Chances are you’ve never heard of Henrietta Leavitt. So you may be surprised to learn that without her observations of stars in 1908, Edwin Hubble would not have spotted that the universe is expanding … or have a space telescope named after him. Leavitt is a great example of forgotten history — not unlike that recently revealed by the movie Hidden Figures — a phenomenon in which contributions to society go unrecognized, simply because they were made by the “wrong” gender.

Humans as Computers

In the early 1900s computing was mostly repetitive number crunching, done manually with pen and paper, and for this reason was considered women’s work. Henrietta Leavitt joined many other highly educated women in cataloging star photographs for the entirely male astronomers at the Harvard College Observatory. Eventually, working alongside other human computers like Annie Jump Cannon, Leavitt’s work on variable stars illuminated a path for others to measure the universe and laid foundations for modern astronomical exploration.

Born in Lancaster, Massachusetts in 1868, Henrietta Leavitt attended Radcliffe College from the age of 20 and earned her bachelor’s degree in 1892. In her final years of study, Leavitt was introduced to astronomy and was immeditaley fascinated. However, like a lot of other women graduates at the time, the only way that she could pursue her interest was as a laboratory technician. She first worked as a volunteer before joining the staff in 1902 at a rate of 25 cents per hour — roughly the wage for a servant.

Laboratory head Edward Pickering set Leavitt to work cataloging the vast photographic library of telescope images from the Magellanic Clouds. These clouds, visible from the southern hemisphere without a telescope, are giant galaxies that orbit our own Milky Way about 200,000 light years away from Earth. They hold vast pockets of gas that are constantly collapsing to form new stars, and as such, hold valuable clues about the creation of the universe.

Leavitt’s Law

Leavitt’s task lay in cataloging Cepheids within the Magellanic Clouds. These are variable stars, so named because they periodically blink brighter or pulsate at regular intervals. Examination of plates taken over the years from the telescope images eventually revealed the periodicity. As Leavitt pored over image after image, she noticed that there was a direct relationship between the brightness of each star and its period; stars with greater luminosity took longer to blink from bright to dim and back again.

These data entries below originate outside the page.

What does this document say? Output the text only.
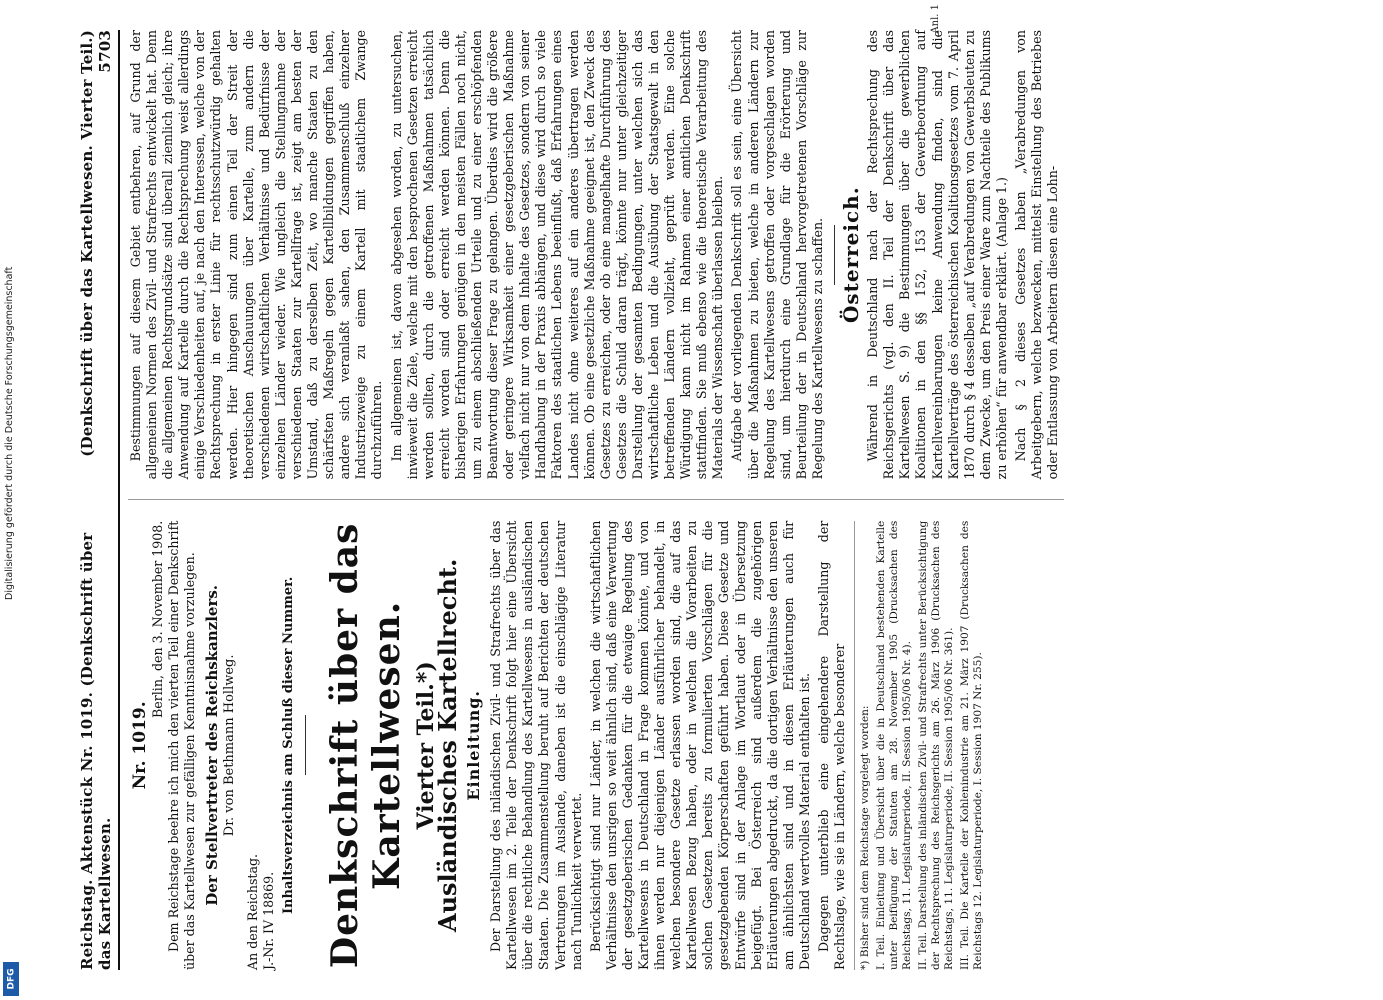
Digitalisierung gefördert durch die Deutsche Forschungsgemeinschaft
DFG
Reichstag. Aktenstück Nr. 1019. (Denkschrift über das Kartellwesen.
(Denkschrift über das Kartellwesen. Vierter Teil.)   5703
Nr. 1019.
Berlin, den 3. November 1908. Dem Reichstage beehre ich mich den vierten Teil einer Denkschrift über das Kartellwesen zur gefälligen Kenntnisnahme vorzulegen. Der Stellvertreter des Reichskanzlers. Dr. von Bethmann Hollweg.
An den Reichstag. J.-Nr. IV 18869.
Inhaltsverzeichnis am Schluß dieser Nummer. Denkschrift über das Kartellwesen. Vierter Teil.*)
Ausländisches Kartellrecht. Einleitung. Der Darstellung des inländischen Zivil- und Strafrechts über das Kartellwesen im 2. Teile der Denkschrift folgt hier eine Übersicht über die rechtliche Behandlung des Kartellwesens in ausländischen Staaten. Die Zusammenstellung beruht auf Berichten der deutschen Vertretungen im Auslande, daneben ist die einschlägige Literatur nach Tunlichkeit verwertet. Berücksichtigt sind nur Länder, in welchen die wirtschaftlichen Verhältnisse den unsrigen so weit ähnlich sind, daß eine Verwertung der gesetzgeberischen Gedanken für die etwaige Regelung des Kartellwesens in Deutschland in Frage kommen könnte, und von ihnen werden nur diejenigen Länder ausführlicher behandelt, in welchen besondere Gesetze erlassen worden sind, die auf das Kartellwesen Bezug haben, oder in welchen die Vorarbeiten zu solchen Gesetzen bereits zu formulierten Vorschlägen für die gesetzgebenden Körperschaften geführt haben. Diese Gesetze und Entwürfe sind in der Anlage im Wortlaut oder in Übersetzung beigefügt. Bei Österreich sind außerdem die zugehörigen Erläuterungen abgedruckt, da die dortigen Verhältnisse den unseren am ähnlichsten sind und in diesen Erläuterungen auch für Deutschland wertvolles Material enthalten ist. Dagegen unterblieb eine eingehendere Darstellung der Rechtslage, wie sie in Ländern, welche besonderer *) Bisher sind dem Reichstage vorgelegt worden: I. Teil. Einleitung und Übersicht über die in Deutschland bestehenden Kartelle unter Beifügung der Statuten am 28. November 1905 (Drucksachen des Reichstags, 11. Legislaturperiode, II. Session 1905/06 Nr. 4). II. Teil. Darstellung des inländischen Zivil- und Strafrechts unter Berücksichtigung der Rechtsprechung des Reichsgerichts am 26. März 1906 (Drucksachen des Reichstags, 11. Legislaturperiode, II. Session 1905/06 Nr. 361). III. Teil. Die Kartelle der Kohlenindustrie am 21. März 1907 (Drucksachen des Reichstags 12. Legislaturperiode, I. Session 1907 Nr. 255).

Bestimmungen auf diesem Gebiet entbehren, auf Grund der allgemeinen Normen des Zivil- und Strafrechts entwickelt hat. Denn die allgemeinen Rechtsgrundsätze sind überall ziemlich gleich; ihre Anwendung auf Kartelle durch die Rechtsprechung weist allerdings einige Verschiedenheiten auf, je nach den Interessen, welche von der Rechtsprechung in erster Linie für rechtsschutzwürdig gehalten werden. Hier hingegen sind zum einen Teil der Streit der theoretischen Anschauungen über Kartelle, zum andern die verschiedenen wirtschaftlichen Verhältnisse und Bedürfnisse der einzelnen Länder wieder. Wie ungleich die Stellungnahme der verschiedenen Staaten zur Kartellfrage ist, zeigt am besten der Umstand, daß zu derselben Zeit, wo manche Staaten zu den schärfsten Maßregeln gegen Kartellbildungen gegriffen haben, andere sich veranlaßt sahen, den Zusammenschluß einzelner Industriezweige zu einem Kartell mit staatlichem Zwange durchzuführen. Im allgemeinen ist, davon abgesehen worden, zu untersuchen, inwieweit die Ziele, welche mit den besprochenen Gesetzen erreicht werden sollten, durch die getroffenen Maßnahmen tatsächlich erreicht worden sind oder erreicht werden können. Denn die bisherigen Erfahrungen genügen in den meisten Fällen noch nicht, um zu einem abschließenden Urteile und zu einer erschöpfenden Beantwortung dieser Frage zu gelangen. Überdies wird die größere oder geringere Wirksamkeit einer gesetzgeberischen Maßnahme vielfach nicht nur von dem Inhalte des Gesetzes, sondern von seiner Handhabung in der Praxis abhängen, und diese wird durch so viele Faktoren des staatlichen Lebens beeinflußt, daß Erfahrungen eines Landes nicht ohne weiteres auf ein anderes übertragen werden können. Ob eine gesetzliche Maßnahme geeignet ist, den Zweck des Gesetzes zu erreichen, oder ob eine mangelhafte Durchführung des Gesetzes die Schuld daran trägt, könnte nur unter gleichzeitiger Darstellung der gesamten Bedingungen, unter welchen sich das wirtschaftliche Leben und die Ausübung der Staatsgewalt in den betreffenden Ländern vollzieht, geprüft werden. Eine solche Würdigung kann nicht im Rahmen einer amtlichen Denkschrift stattfinden. Sie muß ebenso wie die theoretische Verarbeitung des Materials der Wissenschaft überlassen bleiben. Aufgabe der vorliegenden Denkschrift soll es sein, eine Übersicht über die Maßnahmen zu bieten, welche in anderen Ländern zur Regelung des Kartellwesens getroffen oder vorgeschlagen worden sind, um hierdurch eine Grundlage für die Erörterung und Beurteilung der in Deutschland hervorgetretenen Vorschläge zur Regelung des Kartellwesens zu schaffen. Österreich. Während in Deutschland nach der Rechtsprechung des Reichsgerichts (vgl. den II. Teil der Denkschrift über das Kartellwesen S. 9) die Bestimmungen über die gewerblichen Koalitionen in den §§ 152, 153 der Gewerbeordnung auf Kartellvereinbarungen keine Anwendung finden, sind die Kartellverträge des österreichischen Koalitionsgesetzes vom 7. April 1870 durch § 4 desselben „auf Verabredungen von Gewerbsleuten zu dem Zwecke, um den Preis einer Ware zum Nachteile des Publikums zu erhöhen“ für anwendbar erklärt. (Anlage 1.) Nach § 2 dieses Gesetzes haben „Verabredungen von Arbeitgebern, welche bezwecken, mittelst Einstellung des Betriebes oder Entlassung von Arbeitern diesen eine Lohn-

Anl. 1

In 1908, Leavitt described this discovery and then expanded on it in a paper published in 1912. In explaining that the brighter stars had longer periods, she found that “a straight line can readily be drawn among each of the two series of points corresponding to maxima and minima, thus showing that there is a simple relation between the brightness of the variables and their periods.” In other words, there is a linear relationship between a star’s true brightness or intrinsic luminosity and the logarithm of its period.

Variable Stars Unlock the Distance Key

Leavitt’s Law meant that scientists finally had a better way to measure distances across space, but it took a few more steps to unlock the key.

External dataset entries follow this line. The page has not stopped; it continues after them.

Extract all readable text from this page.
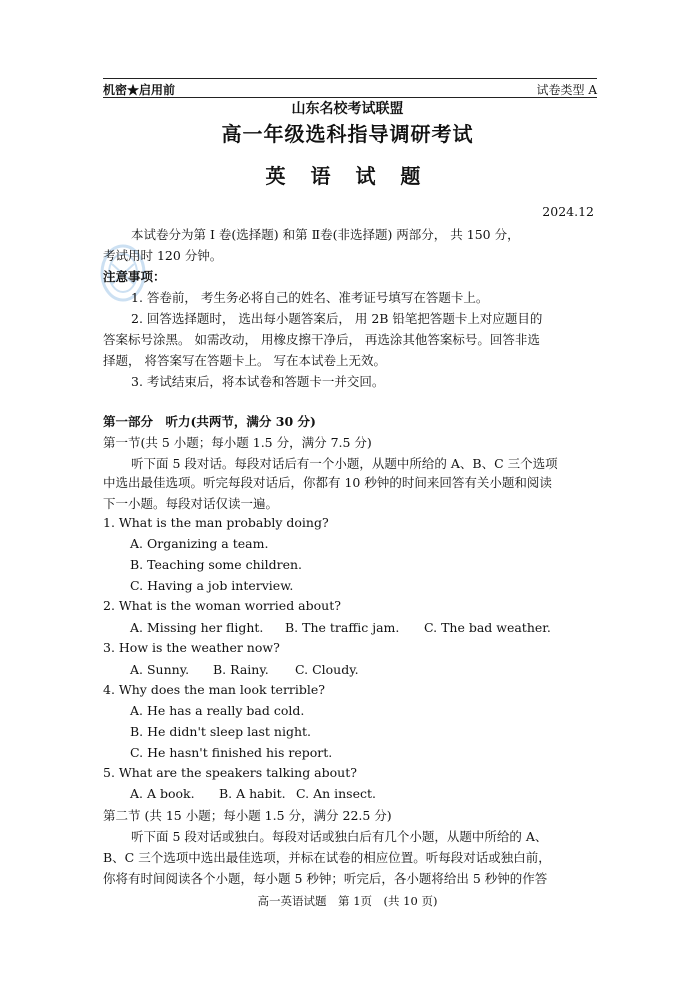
机密★启用前	试卷类型 A
山东名校考试联盟
高一年级选科指导调研考试
英 语 试 题
2024.12
本试卷分为第 Ⅰ 卷(选择题) 和第 Ⅱ卷(非选择题) 两部分， 共 150 分，
考试用时 120 分钟。
注意事项：
1. 答卷前， 考生务必将自己的姓名、准考证号填写在答题卡上。
2. 回答选择题时， 选出每小题答案后， 用 2B 铅笔把答题卡上对应题目的
答案标号涂黑。 如需改动， 用橡皮擦干净后， 再选涂其他答案标号。回答非选
择题， 将答案写在答题卡上。 写在本试卷上无效。
3. 考试结束后，将本试卷和答题卡一并交回。
第一部分　听力(共两节，满分 30 分)
第一节(共 5 小题；每小题 1.5 分，满分 7.5 分)
听下面 5 段对话。每段对话后有一个小题，从题中所给的 A、B、C 三个选项
中选出最佳选项。听完每段对话后，你都有 10 秒钟的时间来回答有关小题和阅读
下一小题。每段对话仅读一遍。
1. What is the man probably doing?
A. Organizing a team.
B. Teaching some children.
C. Having a job interview.
2. What is the woman worried about?
A. Missing her flight. B. The traffic jam. C. The bad weather.
3. How is the weather now?
A. Sunny. B. Rainy. C. Cloudy.
4. Why does the man look terrible?
A. He has a really bad cold.
B. He didn't sleep last night.
C. He hasn't finished his report.
5. What are the speakers talking about?
A. A book. B. A habit. C. An insect.
第二节 (共 15 小题；每小题 1.5 分，满分 22.5 分)
听下面 5 段对话或独白。每段对话或独白后有几个小题，从题中所给的 A、
B、C 三个选项中选出最佳选项，并标在试卷的相应位置。听每段对话或独白前，
你将有时间阅读各个小题，每小题 5 秒钟；听完后，各小题将给出 5 秒钟的作答
高一英语试题　第 1页　(共 10 页)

Since a star’s apparent brightness steadily decreases the further it is away from our planet, there is a way to estimate distance through comparison with its calculated intrinsic luminosity using the Inverse Square Law. Henrietta Leavitt knew that if she could figure out the distance from the Cepheids to Earth, she could calibrate her data into a workable formula.

Once Danish astronomer Ejnar Hertzsprung was able to establish the distance between the Earth and the Cepheids within the Magellanic Cloud, and Pickering’s successor Harlow Shapley had further verified the findings, Leavitt’s Law helped establish the first ‘standard candle’ for modern astronomy, pushing reliable distance estimation from 10,000 to 10,000,000 light years away.

Per ardua ad astra

The women at the Harvard College Observatory worked on tedious and repetitive data analysis; to reach her conclusions, Leavitt studied the periodicity and luminosity of around 1,777 variable stars. She also analyzed 299 plates from 13 telescopes to construct the Harvard Standard, a logarithmic scale for cataloging stars by photographic brightness.

Fellow computer Annie Jump Cannon improved on a spectral class system for classifying stars developed by her predecessors, Antonia Maury and Willemina Fleming

Cecilia Payne, recruited by Shapley as the first beneficiary of award funds set up by Cannon, discovered in her Ph.D. studies that the sun is largely comprised from hydrogen. This finding ran contrary to current theories at the time, but when proven showed that the metallicity of stars could be used to gauge their age and development — important concepts in the study of the cosmos.

Thanks to their meticulous attention to detail, the human computers like Henrietta Leavitt pushed the boundaries of space exploration. Years before a famous telescope would bear his name, Hubble used Leavitt’s Law to show that other galaxies lay beyond the Milky Way and prove that our galaxy is not at the center of the universe. With this information, he showed that the universe itself is expanding, giving rise to the Big Bang theory as an explanation for the start of the universe.

Barely recognized for her contributions, Henrietta Leavitt died of cancer in 1921; a proposed nomination for the Nobel Prize in Physics only arrived four years later.